Petit détail qui a son importance en pleine saison estivale : de nombreux restaurants réputés de Séville ferment carrément en août, et même dès la dernière semaine de juillet. Autant dire que si votre bar à tapas favori semble éteint, ce n’est parfois même pas une question d’horaire, mais tout bonnement de vacances.
Les terrasses à éviter : le piège du “presque frais”
Faute de mieux, je me suis rabattu sur une terrasse ensoleillée. Erreur classique. En été, la géographie de la ville, située à environ 100 kilomètres à l’intérieur des terres depuis la côte atlantique et entourée de plaines agricoles, prive Séville de toute ventilation naturelle, contrairement à des villes côtières voisines nettement plus fraîches au même moment. Résultat : à 19 heures, le thermomètre reste souvent collé aux alentours de 30-33°C, et certaines terrasses, encore plein soleil ou adossées à des façades qui ont chauffé toute la journée, transforment le dîner en séance de sauna à ciel ouvert.
Le matériau des rues n’arrange rien. Le centre historique, qui abrite le Real Alcázar, la Cathédrale et les ruelles du Barrio Santa Cruz, a été conçu pour l’ombre dans le sens piétonnier, mais retient la chaleur au niveau de la rue, la pierre et la brique absorbant le soleil pendant huit heures et la restituant lentement. Concrètement, une terrasse installée sur un pavé qui a cuit tout l’après-midi continue de dégager de la chaleur bien après le coucher du soleil, même quand l’air ambiant a commencé à retomber.
La bonne nouvelle, c’est que la patience finit toujours par payer. À 21 heures, les dîners en terrasse deviennent confortables, une fois que la ville a évacué la chaleur accumulée. C’est d’ailleurs à ce moment précis que Séville change de visage : à partir de 21 heures, les terrasses de l’Alameda de Hércules se remplissent, les familles investissent les places publiques et les restaurants affichent complet jusque tard dans la nuit. Un peu de patience, donc, plutôt qu’une terrasse cuite au soleil couchant.

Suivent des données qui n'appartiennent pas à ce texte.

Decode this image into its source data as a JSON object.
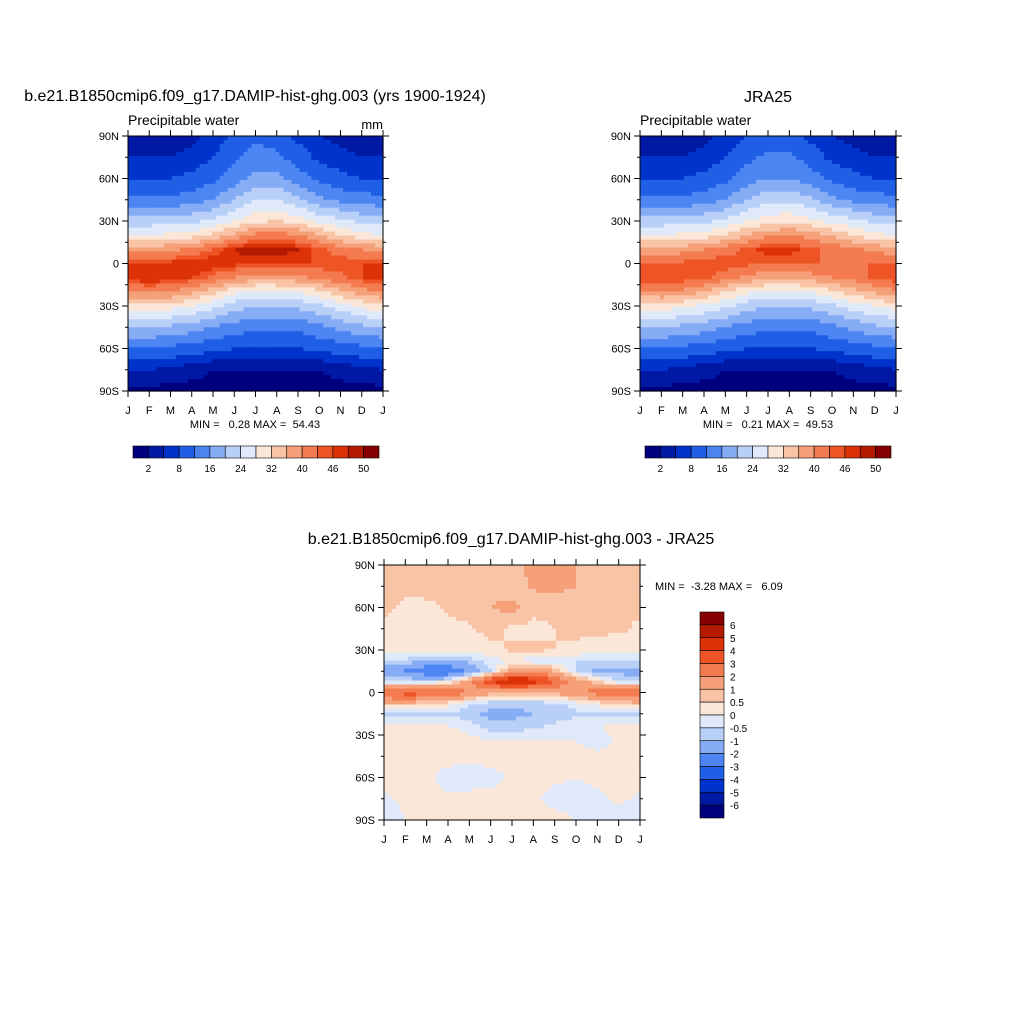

S’organiser comme un local, pas comme un touriste pressé
La leçon que j’en ai tirée tient en une phrase : calquer son estomac sur l’horloge sévillane plutôt que sur ses habitudes françaises. Concrètement, cela signifie décaler le dîner d’au moins deux heures par rapport aux réflexes hexagonaux, et combler le vide de fin d’après-midi avec une merienda, ce goûter léger que les Espagnols eux-mêmes utilisent pour tenir jusqu’à 21 heures. Manger au comptoir est souvent moins cher et bien plus convivial qu’en terrasse ou en salle, un conseil qui vaut aussi bien pour le porte-monnaie que pour éviter les tables mal placées en plein cagnard.

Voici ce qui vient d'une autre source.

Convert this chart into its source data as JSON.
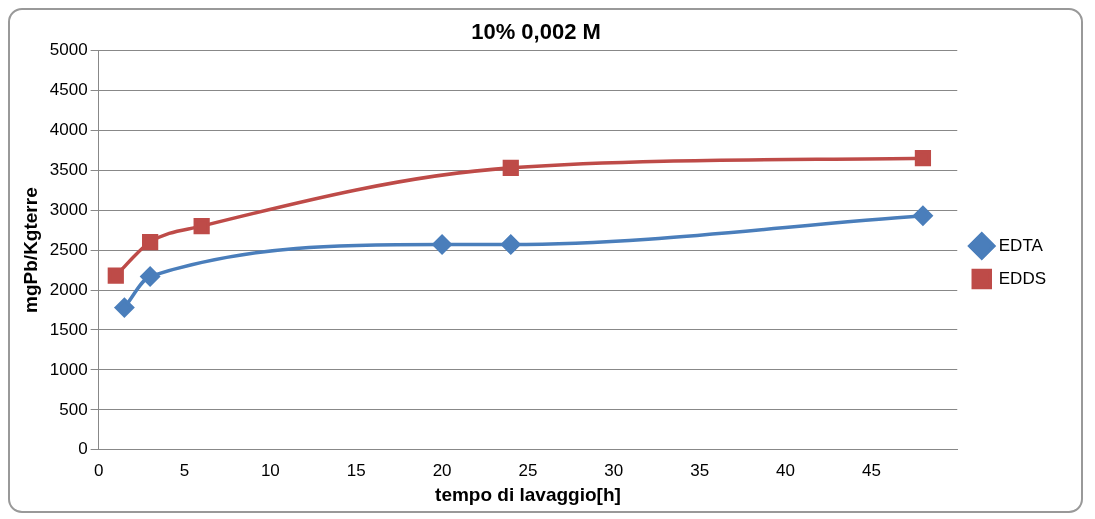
{
  "chart_data": {
    "type": "line",
    "title": "10% 0,002 M",
    "xlabel": "tempo di lavaggio[h]",
    "ylabel": "mgPb/Kgterre",
    "series": [
      {
        "name": "EDTA",
        "color": "#4a7ebb",
        "marker": "diamond",
        "x": [
          1.5,
          3,
          20,
          24,
          48
        ],
        "values": [
          1780,
          2170,
          2570,
          2570,
          2930
        ]
      },
      {
        "name": "EDDS",
        "color": "#be4b48",
        "marker": "square",
        "x": [
          1,
          3,
          6,
          24,
          48
        ],
        "values": [
          2180,
          2600,
          2800,
          3530,
          3650
        ]
      }
    ],
    "xlim": [
      0,
      50
    ],
    "xticks": [
      0,
      5,
      10,
      15,
      20,
      25,
      30,
      35,
      40,
      45
    ],
    "ylim": [
      0,
      5000
    ],
    "yticks": [
      0,
      500,
      1000,
      1500,
      2000,
      2500,
      3000,
      3500,
      4000,
      4500,
      5000
    ],
    "grid": "y",
    "legend": "right",
    "line_style": "solid"
  }
}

Autre piège à connaître : certaines rues très touristiques, comme celles qui remontent vers la cathédrale, multiplient les terrasses au décor soigné mais à la cuisine standardisée pour groupes pressés. Mieux vaut s’enfoncer dans les quartiers où les Sévillans préfèrent aller de bar en bar, en dégustant une bière ou un verre de fino accompagné de fritures ou de charcuterie, avec des tapas facturées entre 4 et 6 euros dans les bistrots locaux. C’est là, souvent loin des grandes places, que les plaques chauffent réellement et que les cuisines restent allumées au bon moment.

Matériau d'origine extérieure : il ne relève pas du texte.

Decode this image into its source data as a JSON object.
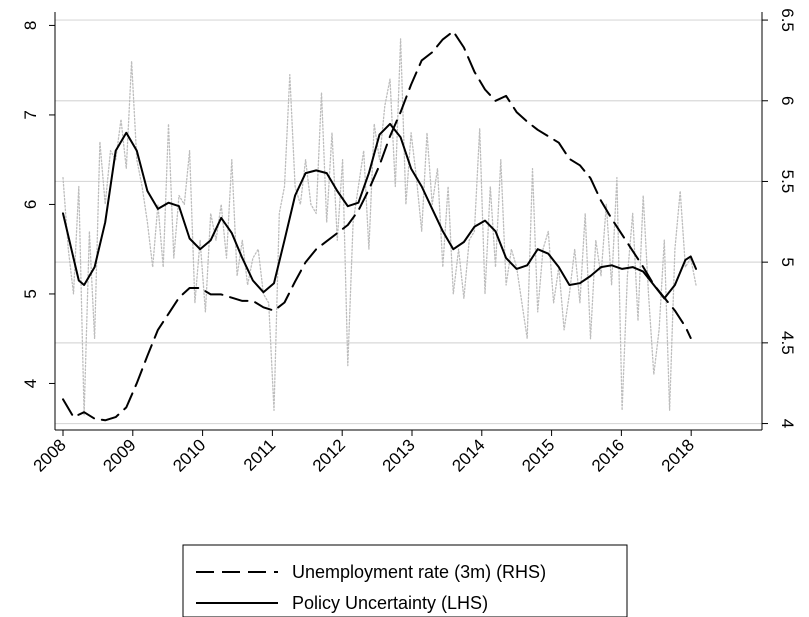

Reste un détail que peu de guides mentionnent : la fréquentation touristique elle-même redessine le calendrier gastronomique de la ville. Fin août reste légèrement plus supportable que juillet, avec des températures qui commencent à descendre vers le 25 août, et la fréquentation touristique diminue aussi sensiblement dès la troisième semaine du mois. viser la toute fin de l’été plutôt que son pic permet à la fois de manger dans des cuisines qui tournent normalement et d’éviter les terrasses bondées où l’attente, chaleur ou pas, peut vite gâcher l’appétit.